Recently divorced? Been divorced a few years or newly separated? There will be a definite need for compromising with your ex over the festive season. Whether you are separated and alone or if you or your ex partner now have a new family to consider, negotiating how to share the children is never easy, and can be especially fraught at this time of year when it is hard to let go. Our top tips to help you compromise are:

  1. Always put children first. Put their wishes and needs above those of yourselves and other family members. It is important to maintain Christmas as a happy time for your children, and for yourself. If things are getting heated, think “What would they really enjoy and how would it work best for them?”

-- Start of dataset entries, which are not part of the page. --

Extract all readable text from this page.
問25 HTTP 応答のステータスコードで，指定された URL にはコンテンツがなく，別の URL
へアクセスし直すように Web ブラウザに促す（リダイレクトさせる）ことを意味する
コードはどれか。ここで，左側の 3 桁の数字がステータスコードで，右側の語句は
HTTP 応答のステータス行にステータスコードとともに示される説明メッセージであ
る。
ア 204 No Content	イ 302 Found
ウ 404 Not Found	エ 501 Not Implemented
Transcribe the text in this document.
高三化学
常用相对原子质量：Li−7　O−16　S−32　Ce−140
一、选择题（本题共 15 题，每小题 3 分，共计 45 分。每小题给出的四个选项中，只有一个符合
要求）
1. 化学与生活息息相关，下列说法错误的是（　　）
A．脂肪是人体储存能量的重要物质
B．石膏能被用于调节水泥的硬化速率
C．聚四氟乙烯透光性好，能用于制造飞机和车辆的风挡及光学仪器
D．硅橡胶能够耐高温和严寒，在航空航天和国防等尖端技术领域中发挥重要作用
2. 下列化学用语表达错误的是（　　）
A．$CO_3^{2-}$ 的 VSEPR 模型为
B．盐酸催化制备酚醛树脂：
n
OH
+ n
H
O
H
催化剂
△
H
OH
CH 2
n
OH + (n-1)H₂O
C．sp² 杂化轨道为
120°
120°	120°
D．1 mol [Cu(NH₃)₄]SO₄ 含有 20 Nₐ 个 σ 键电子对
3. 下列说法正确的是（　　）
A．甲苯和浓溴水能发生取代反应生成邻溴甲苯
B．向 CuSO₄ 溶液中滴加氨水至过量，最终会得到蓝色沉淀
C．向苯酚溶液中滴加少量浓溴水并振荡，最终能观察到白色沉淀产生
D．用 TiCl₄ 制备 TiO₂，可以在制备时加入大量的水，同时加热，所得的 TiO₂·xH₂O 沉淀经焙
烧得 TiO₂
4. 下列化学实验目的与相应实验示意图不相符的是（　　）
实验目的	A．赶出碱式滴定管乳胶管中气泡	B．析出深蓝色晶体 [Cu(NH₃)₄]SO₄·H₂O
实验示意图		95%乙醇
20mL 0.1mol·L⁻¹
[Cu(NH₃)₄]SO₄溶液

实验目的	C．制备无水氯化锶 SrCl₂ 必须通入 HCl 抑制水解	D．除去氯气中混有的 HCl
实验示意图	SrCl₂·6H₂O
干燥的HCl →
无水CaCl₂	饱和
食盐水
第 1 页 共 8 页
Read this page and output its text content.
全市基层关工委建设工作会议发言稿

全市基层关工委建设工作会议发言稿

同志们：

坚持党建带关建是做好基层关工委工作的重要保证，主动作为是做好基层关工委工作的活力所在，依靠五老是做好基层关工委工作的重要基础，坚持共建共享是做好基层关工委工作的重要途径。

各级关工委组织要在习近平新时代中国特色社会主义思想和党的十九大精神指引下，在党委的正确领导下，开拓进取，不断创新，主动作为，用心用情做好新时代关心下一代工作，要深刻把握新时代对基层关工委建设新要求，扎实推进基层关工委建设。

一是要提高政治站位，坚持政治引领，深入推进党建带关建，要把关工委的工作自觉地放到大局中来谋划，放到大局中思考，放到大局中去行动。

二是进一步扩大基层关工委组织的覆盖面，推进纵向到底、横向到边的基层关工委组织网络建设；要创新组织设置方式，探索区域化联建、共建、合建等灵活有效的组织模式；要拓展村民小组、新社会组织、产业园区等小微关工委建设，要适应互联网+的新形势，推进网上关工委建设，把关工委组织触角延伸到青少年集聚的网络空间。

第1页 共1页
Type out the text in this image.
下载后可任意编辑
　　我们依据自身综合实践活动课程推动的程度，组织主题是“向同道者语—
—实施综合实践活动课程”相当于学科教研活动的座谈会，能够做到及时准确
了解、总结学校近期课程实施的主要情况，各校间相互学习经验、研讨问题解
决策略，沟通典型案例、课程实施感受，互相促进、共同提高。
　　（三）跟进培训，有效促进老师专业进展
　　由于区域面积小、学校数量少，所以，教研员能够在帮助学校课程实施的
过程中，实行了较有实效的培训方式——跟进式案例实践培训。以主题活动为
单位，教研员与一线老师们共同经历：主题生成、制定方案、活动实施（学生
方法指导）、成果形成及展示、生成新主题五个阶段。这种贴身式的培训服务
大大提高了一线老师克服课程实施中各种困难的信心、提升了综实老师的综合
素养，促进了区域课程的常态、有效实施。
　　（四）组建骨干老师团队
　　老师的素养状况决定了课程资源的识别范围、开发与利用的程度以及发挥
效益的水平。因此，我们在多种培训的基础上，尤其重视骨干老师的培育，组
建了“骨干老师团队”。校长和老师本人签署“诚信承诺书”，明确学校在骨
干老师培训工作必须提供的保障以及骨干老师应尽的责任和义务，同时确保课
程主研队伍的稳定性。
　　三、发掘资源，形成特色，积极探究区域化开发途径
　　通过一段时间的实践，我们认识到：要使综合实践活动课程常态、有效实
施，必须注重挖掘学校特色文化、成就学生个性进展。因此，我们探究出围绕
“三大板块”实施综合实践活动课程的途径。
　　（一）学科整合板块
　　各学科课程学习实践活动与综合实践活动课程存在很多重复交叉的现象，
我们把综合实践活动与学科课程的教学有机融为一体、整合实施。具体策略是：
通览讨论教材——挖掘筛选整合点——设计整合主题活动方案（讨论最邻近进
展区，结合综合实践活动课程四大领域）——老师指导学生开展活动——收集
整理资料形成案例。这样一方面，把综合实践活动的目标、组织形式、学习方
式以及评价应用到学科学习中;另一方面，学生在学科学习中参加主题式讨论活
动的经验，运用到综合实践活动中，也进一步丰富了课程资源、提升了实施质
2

  2. Try to view everything through each other’s perspective. It is often easy to get wound up or angry when your ex asks for something or makes a comment that immediately gets your back up. Take a few deep breaths and then try to put yourself in their shoes for a moment and understand where their thought process is coming from. You are far more likely to come to a more sensible compromise when you take this action, rather than becoming aggressive and standing your ground, or escalating the conversation into an argument that upsets everyone further, and usually involves more feelings than practical solutions to the issue in hand.
  3. Listen. This is a hard practice to do, but actually to listen to your ex partner can be very useful in working out a compromise to the situation. When some listening takes place you may find that you are both just wanting the same reassurance that you will both get to spend some quality time with your children. This can make it much easier to plan, without arguing and bad-mouthing your ex partner because you just feel that they are taking liberties.
  4. Make a plan that works for both of you and your families. Start planning as early as possible so that no one feels as though plans have been sprung upon them without care and consideration for their feelings or wants.
  5. Let go of the need to stick to the way things have always been done. Now is the time to start making new family traditions with the situation as it is, not to dwell on the way things used to be, or remaining cross and frustrated that you can’t carry on with the traditions on exactly the same days in the same locations. Will it really make a huge difference if you carry on your traditions a few days earlier or later? Or do them next year on the days/times they used to be done?
  6. Are there ways in which you can be more flexible with arrangements? Think of when the children will see both of you as parents, and their Grandparents or other family members. Do the days/times really matter? Remember, that children are often very accepting of situations that, as adults, we find hard to deal with. They may be quite happy to spend time with both of you and have two separate Christmas celebrations spread over a few days, just so that they can see each parent.
  7. Encourage contact with the other parent. Contacting the other parent via phone/text/FaceTime can help considerably with the upset of them not actually being in the room with their child.
  8. Focus on the matter in hand rather than raking over old ground and hurts. There is no need to do this in order to reach a successful compromise.